For years, I have been fighting for a better life, but every time I get close to a breakthrough, everything falls apart due to lack of money, lack of opportunity for education, and unrealistic requirements that I simply cannot meet.
I passed every stage of the police recruitment process, only to be rejected at the vetting stage—because I don’t have a job and financial stability. The irony is that I was trying to secure this job to improve my situation, but instead, my financial struggles disqualified me. I tried other routes—I wanted to do a nursing apprenticeship, but I was excluded due to maths requirements. I have always struggled with maths, and I can’t afford to spend years studying in college.
I worked as a support worker in the past and wanted to complete an NVQ qualification, but the company refused because I couldn’t do night shifts—I had a small child at the time. And this is how it’s always been—wherever I apply, I’m met with no response or rejection. There’s always something missing: qualifications, professional experience, or financial means. And without money, I can’t gain those qualifications.
On top of everything, my childhood was traumatic due to my father and other people, and it has left scars that still affect me today. My mother is elderly, and I want to support her, but without a job or financial stability, I can’t even help the one person who has always been there for me.
I feel exhausted from this struggle, as if I’m running in circles with no way out. I thought that with time, things would improve, that I would find my path, but how many times can you keep hitting a brick wall? Even when I find the strength to keep going, the system reminds me that I don’t have the resources or opportunities to move forward.
No one has ever given me a chance in my life. No one has ever extended a helping hand. Everyone just ignores me, and I have no support from anyone when it comes to my career. I am completely on my own.
Warehouse work is not an option—I’m not 20 anymore, and I know I would not cope in that environment. I don’t have a driving licence because I can’t afford it. My lack of money keeps me trapped, preventing me from accessing the education and opportunities I desperately need.

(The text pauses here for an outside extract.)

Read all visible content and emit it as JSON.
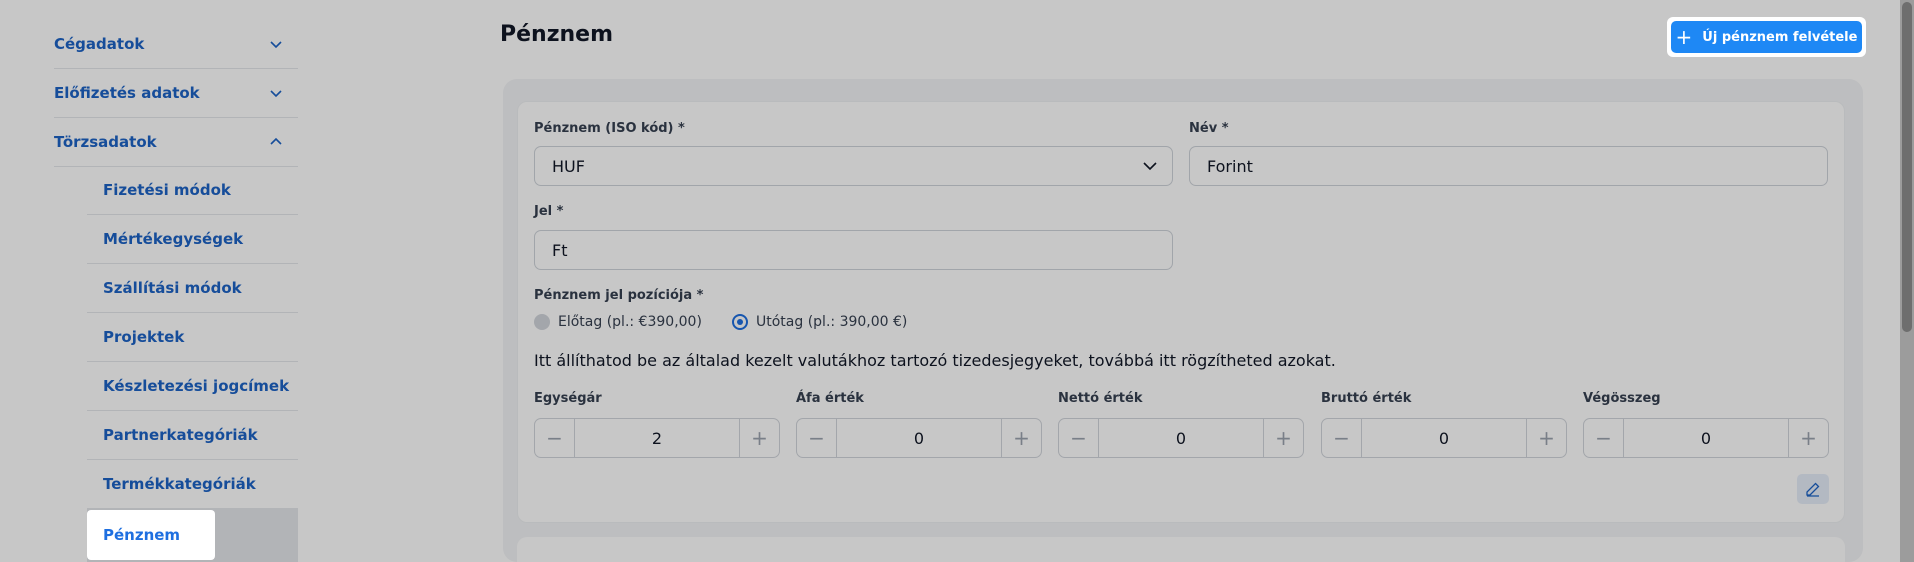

To make matters worse, there are simply no opportunities in Bedford. The job market here is terrible, and businesses are shutting down left and right. Even my own business failed because there is no stability in this town. I would be willing to look for work elsewhere, but I can’t afford to commute long distances, so I am stuck with whatever limited options exist here—which are practically none.

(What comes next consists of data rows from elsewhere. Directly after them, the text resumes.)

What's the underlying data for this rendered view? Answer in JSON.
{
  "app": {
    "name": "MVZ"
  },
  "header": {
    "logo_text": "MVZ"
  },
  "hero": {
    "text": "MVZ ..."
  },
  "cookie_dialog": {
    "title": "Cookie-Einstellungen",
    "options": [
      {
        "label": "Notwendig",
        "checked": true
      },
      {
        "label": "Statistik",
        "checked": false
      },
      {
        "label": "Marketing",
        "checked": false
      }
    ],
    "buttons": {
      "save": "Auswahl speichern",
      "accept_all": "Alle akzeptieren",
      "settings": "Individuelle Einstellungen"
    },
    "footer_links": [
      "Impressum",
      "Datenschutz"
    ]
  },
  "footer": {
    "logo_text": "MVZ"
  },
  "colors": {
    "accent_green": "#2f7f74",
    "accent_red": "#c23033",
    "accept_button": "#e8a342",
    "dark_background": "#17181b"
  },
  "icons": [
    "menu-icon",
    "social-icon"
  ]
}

I would love to go to college full-time and study something new, but I can’t, because bills need to be paid. The best option for me would be an apprenticeship, where I could learn new skills while earning an income, but in most cases, maths qualifications are required. I could train in professional cooking or early years education, but from what I’ve seen so far, opportunities for this in Bedford are non-existent. This town is completely dead when it comes to prospects—Deadford.

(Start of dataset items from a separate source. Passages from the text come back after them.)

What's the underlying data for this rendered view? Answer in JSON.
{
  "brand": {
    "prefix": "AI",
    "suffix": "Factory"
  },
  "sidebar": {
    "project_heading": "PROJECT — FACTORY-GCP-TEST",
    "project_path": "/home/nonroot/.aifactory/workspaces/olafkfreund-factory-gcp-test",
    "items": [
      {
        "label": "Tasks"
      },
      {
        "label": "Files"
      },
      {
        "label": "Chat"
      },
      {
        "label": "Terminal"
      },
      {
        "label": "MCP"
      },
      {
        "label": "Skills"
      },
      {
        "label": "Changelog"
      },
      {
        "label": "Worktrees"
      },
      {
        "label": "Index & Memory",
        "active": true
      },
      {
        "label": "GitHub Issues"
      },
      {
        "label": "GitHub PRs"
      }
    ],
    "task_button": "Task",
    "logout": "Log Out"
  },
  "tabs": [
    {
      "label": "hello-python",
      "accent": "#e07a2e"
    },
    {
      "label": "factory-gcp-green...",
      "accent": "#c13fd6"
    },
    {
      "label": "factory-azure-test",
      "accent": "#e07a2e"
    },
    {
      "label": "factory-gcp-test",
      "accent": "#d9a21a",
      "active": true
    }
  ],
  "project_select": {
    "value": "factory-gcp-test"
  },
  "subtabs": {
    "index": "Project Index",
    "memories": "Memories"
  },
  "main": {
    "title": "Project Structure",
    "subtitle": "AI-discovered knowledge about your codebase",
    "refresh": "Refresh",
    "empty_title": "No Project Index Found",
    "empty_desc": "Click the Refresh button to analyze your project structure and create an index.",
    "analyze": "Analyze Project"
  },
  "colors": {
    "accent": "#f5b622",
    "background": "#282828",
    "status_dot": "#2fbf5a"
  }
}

After being rejected in the police vetting process, my depression has worsened to the point where I struggle to get out of bed in the morning. I feel like a burden to my partner—he would be better off without someone as useless as me. I am sick of this life. I am angry that everything is so unfair and that my entire existence is dictated by lack of money, lack of education, and lack of prospects.
Wherever I apply, I’m met with rejection—either due to missing qualifications, lack of specific experience, or financial constraints. It’s a never-ending cycle.
I just want the chance to grow, to learn, to build a stable future. But financial struggles and my poor maths skills have blocked every single path I have tried to take.
I know I’m not the only one in this situation, but that doesn’t make it any easier. I am drained. I don’t know what else to do. How can you break free from this cycle when everything revolves around money and access to education, which I simply don’t have?
Has anyone been in a similar situation and managed to find a way out? Any advice would mean a lot.